SEC and Revenue Sharing Enforcement

According to its September 6, 2012 press release, the U.S. Securities and Exchange Commission ("SEC") settled with two Portland, Oregon investment advisory firms for $1.1 million. At issue was whether investors were harmed due to the allegedly hidden revenue-sharing arrangements in place that may have resulted in a less than neutral basis for recommending certain funds. Neither party admitted or denied the regulator's charges. See "SEC Charges Oregon-Based Investment Adviser for Failing to Disclose Revenue Sharing Payments," September 6, 2012.

The issue of revenue sharing is unlikely to go away, especially with multiple regulators paying close attention now. The SEC had said that it plans to ask more questions about the independence, or lack thereof, that characterizes the relationship between professionals who give advice and the brokers and/or asset managers they use. Mr. Marc J. Fagel, Director of the SEC's San Francisco Regional Office, states that there will be a continued focus on "enforcement and examination efforts" related to "uncovering arrangements where advisers receive undisclosed compensation and conceal conflicts of interest from investors."

 The U.S. Department of Labor ("DOL") is likewise investigating whether revenue-sharing arrangements are being adequately disclosed. A few months ago, DOL settled with Morgan Keegan and Co. According to published accounts, monies will be returned to nearly a dozen pension plans by Morgan Keegan for having received a fee in exchange for recommendations it made about hedge fund vehicles. Morgan Keegan will also need to disclose whether it is acting as an ERISA fiduciary. See "Morgan Keegan settles with DOL over revenue-sharing accusations" by Darla Mercado (Investment News, April 16, 2012). 

Given recent court activity, more will be said later on by this blogger about when the practice of revenue-sharing could make sense and when there could be problems.

New Focus of ERISA Fee Litigation

According to Troutman Sanders ERISA attorneys Jonathan A. Kenter and Gail H. Cutler, the outcome of a recent 401(k) plan lawsuit known as Tussey v.
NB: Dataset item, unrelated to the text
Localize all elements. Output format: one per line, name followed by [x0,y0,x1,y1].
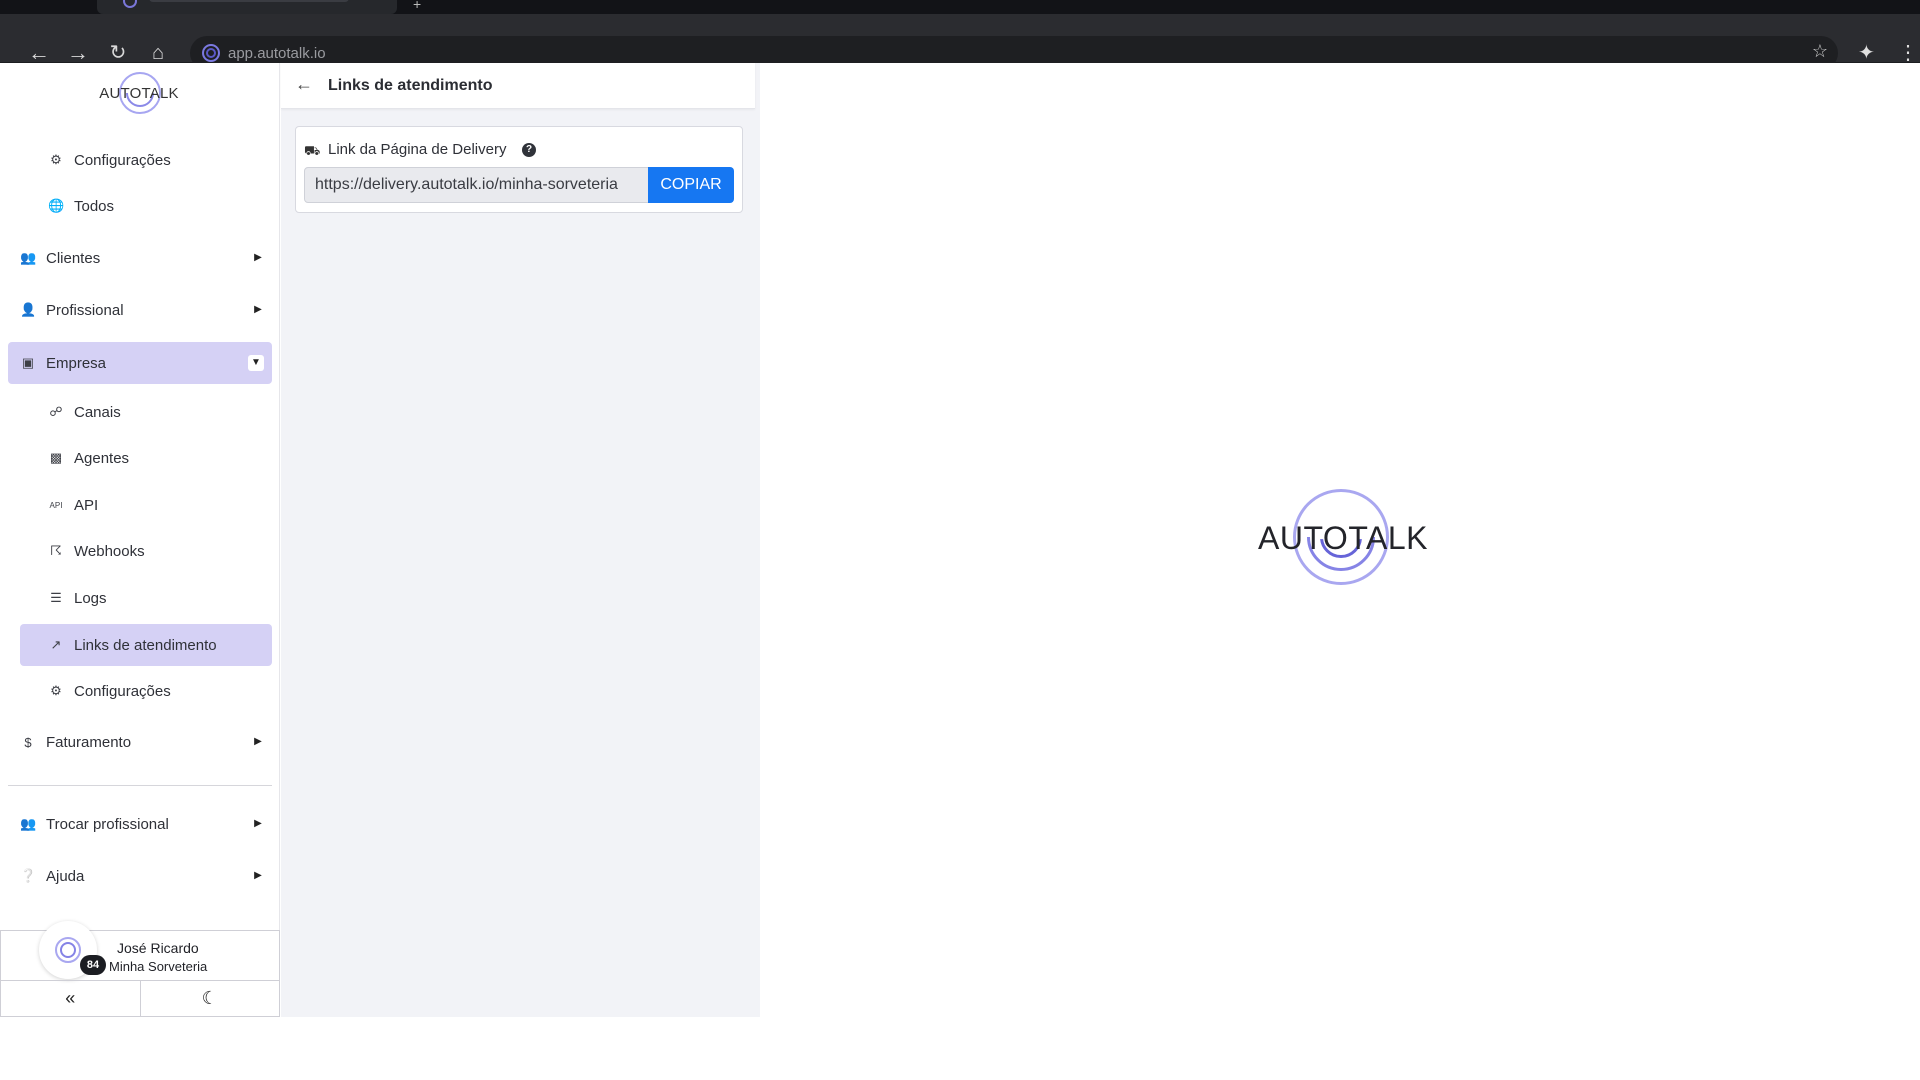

ABB did more than force the sponsor to write a check for $37 million. It led to lessons learned about the need to regularly review record-keeping and investment management fees, negotiate for rebates if possible and adhere to documented investment guidelines. What it did not resolve was "whether the record keeping costs of a 401(k) plan may be borne exclusively by those participants whose investment funds enjoy revenue sharing...while participants whose accounts are invested in investment funds with no revenue sharing pay little or nothing."

In "The Next Frontier in Fiduciary Oversight Litigation?" (April 27, 2012) they suggest that courts will likely be asked to opine as to whether ERISA fiduciaries have justified prevailing revenue sharing arrangements, taking allocation and class-based fee levels into account. Their recommendation is to decide on a disciplined approach that makes sense rather than making arbitrary decisions. Allocation rules to consider include the following:

  • Apportion record keeping fees on a pro-rata basis so that each participant is only charged his or her "fair share." Credit any revenue sharing received back to the "funds or participants as part of a periodic expense balance true-up."
  • Levy the same record keeping fee for each participant. Allocate revenue sharing monies ratably "to all investment funds or participants."
  • Adopt a combined pro-rata and per capital allocation such that a record keeping fee would consist of a fixed amount and a variable amount. Imposing a cap on total fees could be included.
  • "Hard wire the allocation method in the plan document" so that how record keeping fees are charged becomes a settlor function versus a fiduciary task.

In 2007, the ERISA Advisory Council's Working Group on Fiduciary Responsibilities and Revenue Sharing Practices reviewed industry practices as a way to improve disclosure for 401(k) plan participants. One recommendation made to the U.S. Department of Labor thereafter was to categorize payments for certain professional services as settlor functions and thereby protect fiduciaries from allegations of breach. Another request was for clarification that revenue sharing is not a plan asset "unless and until it is credited to the plan in accordance with the documents governing the revenue sharing."

With ERISA Rule 408(b)(2) fee disclosure compliance just ahead, numerous questions remain. This had led litigators and transaction attorneys alike to comment that further lawsuits and enforcement actions are likely to follow.

Note: Interested persons can read "Final Regulation Relating to Service Provider Disclosures Under Section 408(b)(2)," published the U.S. Department of Labor in February 2012.